Miami Law's Center for Ethics and Public Service selected State Attorney Katherine Fernández Rundle to receive the 10th annual William M. Hoeveler Award. The prestigious prize celebrates ethics, leadership and public service in the legal profession.
In the state attorney's honor, the law school hosted a reception and ceremony on Nov. 1 in the Alma Jennings Foundation Student Lounge.
Fernández Rundle has been the state attorney for Miami-Dade County since 1993. Before that, she spent 15 years as an assistant state attorney. She later served as chief assistant and acted as legal counsel to the Dade County grand jury, to which she presented hundreds of capital cases. Fernández Rundle also oversaw the birth of major reforms in areas such as juvenile justice and the revision of building codes after Hurricane Andrew. In addition, she helped to write and pass the Florida Punishment Code.
She is on record as wanting to share her time, influence and resources with her community. She is a founding member and vice president of Women of Tomorrow, a mentoring program that looks to inspire and motivate young at-risk high school women. Fernández Rundle is also active in important organizations such as the Children's Services Council, 5000 Role Models of Excellence, Amigos for Kids, Mothers Against Drunk Driving and Habitat for Humanity.
Fernández Rundle has been recognized nationally by numerous organizations, and was recently elected to a three-year term on the Criminal Justice Council of the Criminal Justice Section of the American Bar Association.

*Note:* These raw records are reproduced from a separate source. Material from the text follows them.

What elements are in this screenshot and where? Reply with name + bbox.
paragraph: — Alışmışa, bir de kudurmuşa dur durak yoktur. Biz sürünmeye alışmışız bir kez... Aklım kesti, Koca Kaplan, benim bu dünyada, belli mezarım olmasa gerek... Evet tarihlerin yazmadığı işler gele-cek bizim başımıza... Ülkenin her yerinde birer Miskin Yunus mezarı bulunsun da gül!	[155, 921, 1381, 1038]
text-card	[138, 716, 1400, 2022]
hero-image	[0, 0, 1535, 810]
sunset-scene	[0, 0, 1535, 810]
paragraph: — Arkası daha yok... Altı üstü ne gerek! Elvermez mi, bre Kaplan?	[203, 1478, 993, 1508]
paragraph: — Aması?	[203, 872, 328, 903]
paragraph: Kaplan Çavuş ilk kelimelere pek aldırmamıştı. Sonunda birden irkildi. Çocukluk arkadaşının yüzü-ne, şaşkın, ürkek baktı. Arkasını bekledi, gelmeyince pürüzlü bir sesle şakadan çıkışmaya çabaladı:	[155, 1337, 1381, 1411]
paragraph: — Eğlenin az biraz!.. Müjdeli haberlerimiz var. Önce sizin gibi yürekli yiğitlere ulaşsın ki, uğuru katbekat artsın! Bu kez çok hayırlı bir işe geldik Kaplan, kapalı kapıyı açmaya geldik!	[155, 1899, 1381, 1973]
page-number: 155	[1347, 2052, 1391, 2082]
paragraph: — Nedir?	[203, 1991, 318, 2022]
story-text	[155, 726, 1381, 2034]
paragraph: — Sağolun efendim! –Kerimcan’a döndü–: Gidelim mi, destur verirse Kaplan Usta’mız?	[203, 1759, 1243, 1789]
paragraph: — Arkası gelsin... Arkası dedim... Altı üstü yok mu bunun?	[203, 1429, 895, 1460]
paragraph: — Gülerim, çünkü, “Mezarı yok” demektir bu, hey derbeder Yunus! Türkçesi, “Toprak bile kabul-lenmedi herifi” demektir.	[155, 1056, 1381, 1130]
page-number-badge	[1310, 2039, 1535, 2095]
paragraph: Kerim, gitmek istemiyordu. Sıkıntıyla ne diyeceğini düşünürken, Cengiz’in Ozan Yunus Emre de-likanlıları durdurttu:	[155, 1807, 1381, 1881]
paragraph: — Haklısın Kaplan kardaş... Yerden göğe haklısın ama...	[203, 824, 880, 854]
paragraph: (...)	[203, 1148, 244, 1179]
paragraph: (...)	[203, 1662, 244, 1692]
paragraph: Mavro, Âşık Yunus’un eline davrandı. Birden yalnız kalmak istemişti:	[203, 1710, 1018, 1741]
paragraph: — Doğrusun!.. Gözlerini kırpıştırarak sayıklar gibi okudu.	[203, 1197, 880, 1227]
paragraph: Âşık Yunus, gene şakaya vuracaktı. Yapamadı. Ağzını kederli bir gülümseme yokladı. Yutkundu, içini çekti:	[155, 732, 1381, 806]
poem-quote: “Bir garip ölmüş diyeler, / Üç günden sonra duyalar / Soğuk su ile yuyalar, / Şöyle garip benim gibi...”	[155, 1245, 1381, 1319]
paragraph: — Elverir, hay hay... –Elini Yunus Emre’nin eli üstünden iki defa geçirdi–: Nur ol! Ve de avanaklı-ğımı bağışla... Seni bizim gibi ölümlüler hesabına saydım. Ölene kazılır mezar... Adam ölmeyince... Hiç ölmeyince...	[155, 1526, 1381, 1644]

The Hoeveler Award was created in honor of the Honorable William M. Hoeveler, senior U.S. District Court judge, as a lifetime achievement award for a lawyer of outstanding ethics and public service. Previous recipients include Daniel S. Pearson, Walter H. Beckham Jr., Judge Rosemary Barkett, Janet Reno, Judge Peter Fay, Judge Mario Goderich, Judge Donald Graham and Judge Joseph Hatchett.